Der vereint nach der 1. Etappe alle Trikots auf sich – abgesehen vom Maglia Azzurra. Das gehört McNulty, der die ausgeschriebene Bergwertung der 4. Kategorie mit der schnellsten Zeit für den hügeligen Teil des Rennens ab Kilometer 16,8 bis ins Ziel für sich entschied.

So lief die 1. Etappe des Giro d'Italia:

176 Fahrer starteten bei 22 Grad und einem Sonne-Wolken-Mix mit leichtem Rückenwind auf die Strecke, die mit zwei Zwischenzeiten nach 9,8 und 16,8 Kilometern versehen war.
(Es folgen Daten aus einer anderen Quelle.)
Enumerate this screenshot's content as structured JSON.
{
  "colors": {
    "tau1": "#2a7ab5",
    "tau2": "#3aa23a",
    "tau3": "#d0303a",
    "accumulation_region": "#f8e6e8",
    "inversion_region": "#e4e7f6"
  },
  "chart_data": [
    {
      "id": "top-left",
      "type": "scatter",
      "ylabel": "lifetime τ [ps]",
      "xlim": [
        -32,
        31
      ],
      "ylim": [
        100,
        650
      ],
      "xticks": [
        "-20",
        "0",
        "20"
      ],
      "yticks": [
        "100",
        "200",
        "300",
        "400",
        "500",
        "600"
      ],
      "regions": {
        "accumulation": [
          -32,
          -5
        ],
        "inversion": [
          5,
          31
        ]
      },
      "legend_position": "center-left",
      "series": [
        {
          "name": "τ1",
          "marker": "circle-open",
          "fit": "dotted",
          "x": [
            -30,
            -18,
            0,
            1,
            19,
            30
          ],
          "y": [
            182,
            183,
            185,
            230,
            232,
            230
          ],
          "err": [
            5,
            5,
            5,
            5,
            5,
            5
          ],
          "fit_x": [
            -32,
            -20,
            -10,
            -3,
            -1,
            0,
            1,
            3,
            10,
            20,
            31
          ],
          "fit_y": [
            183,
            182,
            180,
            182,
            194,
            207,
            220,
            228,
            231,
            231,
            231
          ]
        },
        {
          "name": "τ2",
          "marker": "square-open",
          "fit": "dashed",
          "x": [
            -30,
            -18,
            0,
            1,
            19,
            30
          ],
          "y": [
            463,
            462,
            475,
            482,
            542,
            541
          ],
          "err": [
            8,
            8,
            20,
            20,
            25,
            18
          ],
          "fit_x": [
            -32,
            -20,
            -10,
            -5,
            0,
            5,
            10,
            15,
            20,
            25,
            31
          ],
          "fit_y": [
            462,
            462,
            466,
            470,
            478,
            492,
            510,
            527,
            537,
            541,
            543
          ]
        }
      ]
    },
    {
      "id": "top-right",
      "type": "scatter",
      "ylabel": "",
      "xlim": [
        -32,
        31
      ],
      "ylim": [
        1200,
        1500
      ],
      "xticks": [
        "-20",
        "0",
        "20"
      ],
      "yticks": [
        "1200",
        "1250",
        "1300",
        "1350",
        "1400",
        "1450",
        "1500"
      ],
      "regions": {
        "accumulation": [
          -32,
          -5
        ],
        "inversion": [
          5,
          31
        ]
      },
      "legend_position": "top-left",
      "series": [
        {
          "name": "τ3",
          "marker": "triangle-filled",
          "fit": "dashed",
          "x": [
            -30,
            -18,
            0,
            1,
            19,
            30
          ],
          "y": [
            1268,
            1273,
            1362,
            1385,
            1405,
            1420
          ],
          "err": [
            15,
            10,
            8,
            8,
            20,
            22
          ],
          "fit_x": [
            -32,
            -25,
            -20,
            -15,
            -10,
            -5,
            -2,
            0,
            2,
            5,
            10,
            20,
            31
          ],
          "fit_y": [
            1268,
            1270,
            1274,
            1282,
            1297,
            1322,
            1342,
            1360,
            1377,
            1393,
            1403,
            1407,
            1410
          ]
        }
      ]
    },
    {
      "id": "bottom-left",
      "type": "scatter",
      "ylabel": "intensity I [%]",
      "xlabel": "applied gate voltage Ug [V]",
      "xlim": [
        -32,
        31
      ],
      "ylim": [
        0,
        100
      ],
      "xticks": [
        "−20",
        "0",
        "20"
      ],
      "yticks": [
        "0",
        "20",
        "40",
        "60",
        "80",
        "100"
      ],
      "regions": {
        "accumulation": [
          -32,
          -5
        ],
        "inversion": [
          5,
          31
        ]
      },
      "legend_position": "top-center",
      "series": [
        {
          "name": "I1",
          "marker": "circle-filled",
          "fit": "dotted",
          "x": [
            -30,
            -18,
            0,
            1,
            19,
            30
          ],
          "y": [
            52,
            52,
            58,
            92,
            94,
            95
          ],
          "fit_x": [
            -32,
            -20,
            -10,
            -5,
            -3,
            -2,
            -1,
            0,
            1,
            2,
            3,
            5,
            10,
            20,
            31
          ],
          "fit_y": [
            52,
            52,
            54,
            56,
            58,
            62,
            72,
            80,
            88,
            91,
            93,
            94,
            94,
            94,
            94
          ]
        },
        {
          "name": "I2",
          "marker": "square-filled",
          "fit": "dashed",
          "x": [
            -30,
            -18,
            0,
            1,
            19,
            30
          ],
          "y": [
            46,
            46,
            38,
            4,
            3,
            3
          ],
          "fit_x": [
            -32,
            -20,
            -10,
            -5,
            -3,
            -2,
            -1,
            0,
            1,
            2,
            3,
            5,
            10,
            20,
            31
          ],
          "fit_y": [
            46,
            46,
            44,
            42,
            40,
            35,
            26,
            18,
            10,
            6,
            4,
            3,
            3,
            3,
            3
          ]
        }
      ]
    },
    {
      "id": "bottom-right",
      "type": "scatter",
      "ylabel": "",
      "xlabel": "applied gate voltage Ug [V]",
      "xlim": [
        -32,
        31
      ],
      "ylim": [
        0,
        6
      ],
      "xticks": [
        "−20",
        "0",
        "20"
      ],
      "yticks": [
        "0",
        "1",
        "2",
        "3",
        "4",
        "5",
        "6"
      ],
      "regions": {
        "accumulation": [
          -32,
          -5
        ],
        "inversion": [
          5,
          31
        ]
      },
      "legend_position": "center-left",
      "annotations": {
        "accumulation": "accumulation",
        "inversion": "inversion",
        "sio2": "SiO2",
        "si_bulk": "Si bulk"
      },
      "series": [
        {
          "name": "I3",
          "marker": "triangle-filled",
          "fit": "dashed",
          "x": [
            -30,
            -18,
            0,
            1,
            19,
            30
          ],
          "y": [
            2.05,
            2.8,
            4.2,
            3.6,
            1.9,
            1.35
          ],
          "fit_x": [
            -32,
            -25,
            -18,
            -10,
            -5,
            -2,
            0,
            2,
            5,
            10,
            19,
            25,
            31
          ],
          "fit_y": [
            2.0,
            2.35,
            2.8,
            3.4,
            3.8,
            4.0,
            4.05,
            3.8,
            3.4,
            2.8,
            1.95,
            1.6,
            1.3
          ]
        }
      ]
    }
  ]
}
Das Profil der 1. Etappe | Foto: Veranstalter

Wie schon beim Prolog der Tour de Romandie war es Nico Denz (Bora – hansgrohe), der früh im Rennen einen Bestwert lieferte. Seine 22:41 Minuten wurden kurz darauf vom Südafrikanischen Zeitfahr-Meister Stefan de Bod (EF Education – EasyPost) um neun Sekunden unterboten. De Bod saß fast eine Stunde auf dem Hot Seat, ehe ihn Mads Pedersen (Trek – Segafredo) verdrängen konnte.
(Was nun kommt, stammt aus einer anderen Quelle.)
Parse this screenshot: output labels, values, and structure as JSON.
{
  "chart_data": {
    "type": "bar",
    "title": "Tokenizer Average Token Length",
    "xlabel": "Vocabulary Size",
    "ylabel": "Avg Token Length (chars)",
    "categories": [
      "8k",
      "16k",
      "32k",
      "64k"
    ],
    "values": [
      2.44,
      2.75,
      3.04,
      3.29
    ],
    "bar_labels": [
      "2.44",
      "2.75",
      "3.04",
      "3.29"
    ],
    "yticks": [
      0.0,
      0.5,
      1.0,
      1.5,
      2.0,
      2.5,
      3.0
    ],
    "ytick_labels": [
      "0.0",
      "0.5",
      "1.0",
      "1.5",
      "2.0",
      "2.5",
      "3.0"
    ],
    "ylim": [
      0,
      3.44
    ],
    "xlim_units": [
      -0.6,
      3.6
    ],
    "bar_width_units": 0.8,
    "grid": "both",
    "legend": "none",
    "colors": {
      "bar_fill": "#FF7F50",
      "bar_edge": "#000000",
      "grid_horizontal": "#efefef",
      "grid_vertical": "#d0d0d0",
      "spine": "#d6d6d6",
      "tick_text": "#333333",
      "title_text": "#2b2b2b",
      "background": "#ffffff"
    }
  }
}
Dann kam Brandon McNulty (UAE Team Emirates). Der US-Amerikaner war der Erste, der einen Schnitt über 53 km/h lieferte und im Ziel 14 Sekunden schneller als Pedersen war. Noch an der zweiten Zwischenzeit, genommen vor dem hügeligen Etappenfinale, hatte er elf Sekunden Rückstand auf den Dänen gehabt.

McNulty wurde später von seinem Teamkollegen Jay Vine verdrängt. Der Australische Meister im Kampf gegen die Uhr lieferte an den Zwischenzeiten jeweils Bestwerte und rettete letztendlich zwei Sekunden ins Ziel. Doch lange konnte auch er sich nicht über die Bestzeit freuen, denn kurz nach ihm knackte Tao Geoghegan Hart (Ineos Greandiers) als Erster die 22-Minuten-Marke.

Deutlich verbessert wurde dieser Wert dann von Joao Almeida (UAE Team Emirates), der 21:48 Minuten hinlegte. Danach wechselte die Top-Zeit nur noch einmal, denn Evenepoel lieferte eine Zeit, an die auch Ganna, Roglic und Küng nicht mehr heranreichen konnten.